The big news is the Oilers won’t have a captain this season, as Andrew Ference will relinquish the “C” he’s worn for the last two years.

Ference will, however, remain part of the group and wear an “A” as part of a four-man alternate captain collective, one that also includes Jordan Eberle, Ryan Nugent-Hopkins and Taylor Hall.

The news of Ference being removed as captain doesn’t come as a huge surprise. The veteran d-man is a well-respected leader, but isn’t expected to be in the lineup every night this season.

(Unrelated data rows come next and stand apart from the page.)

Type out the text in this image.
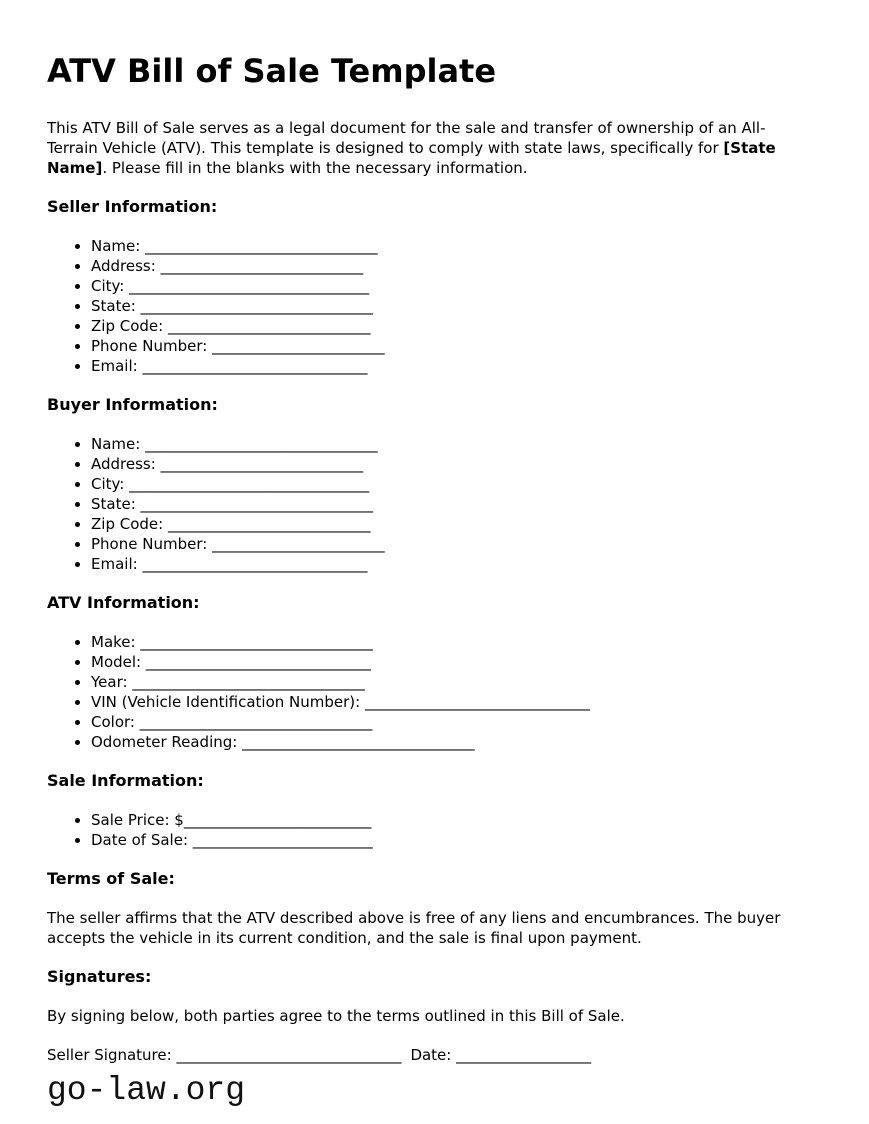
ATV Bill of Sale Template

This ATV Bill of Sale serves as a legal document for the sale and transfer of ownership of an All-Terrain Vehicle (ATV). This template is designed to comply with state laws, specifically for [State Name]. Please fill in the blanks with the necessary information.

Seller Information:
• Name: _______________________________
• Address: ___________________________
• City: ________________________________
• State: _______________________________
• Zip Code: ___________________________
• Phone Number: _______________________
• Email: ______________________________
Buyer Information:
• Name: _______________________________
• Address: ___________________________
• City: ________________________________
• State: _______________________________
• Zip Code: ___________________________
• Phone Number: _______________________
• Email: ______________________________
ATV Information:
• Make: _______________________________
• Model: ______________________________
• Year: _______________________________
• VIN (Vehicle Identification Number): ______________________________
• Color: _______________________________
• Odometer Reading: _______________________________
Sale Information:
• Sale Price: $_________________________
• Date of Sale: ________________________
Terms of Sale:

The seller affirms that the ATV described above is free of any liens and encumbrances. The buyer accepts the vehicle in its current condition, and the sale is final upon payment.

Signatures:

By signing below, both parties agree to the terms outlined in this Bill of Sale.

Seller Signature: ______________________________ Date: __________________
go-law.org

The decision to go without a captain, though, is something of a surprise, especially given what new head coach Todd McLellan endured during his final season in San Jose.

The Sharks’ captaincy issue — stripping Joe Thornton, then going with four rotating alternates — was an ongoing problem, something that players, coaches and GM Doug Wilson had to repeatedly address until it blew up in spectacular fashion.

That said, the circumstances in Edmonton are quite different.

It’s believed the club’s intentionally keeping the captaincy vacant, on the assumption that Connor McDavid will evolve into a superstar and, subsequently, the club’s unquestioned leader.

Finally, McLellan noted that with Eberle currently sidelined, a fifth Oiler would be added to the leadership group — veteran forward Matt Hendricks, who will serve as a temporary alternate.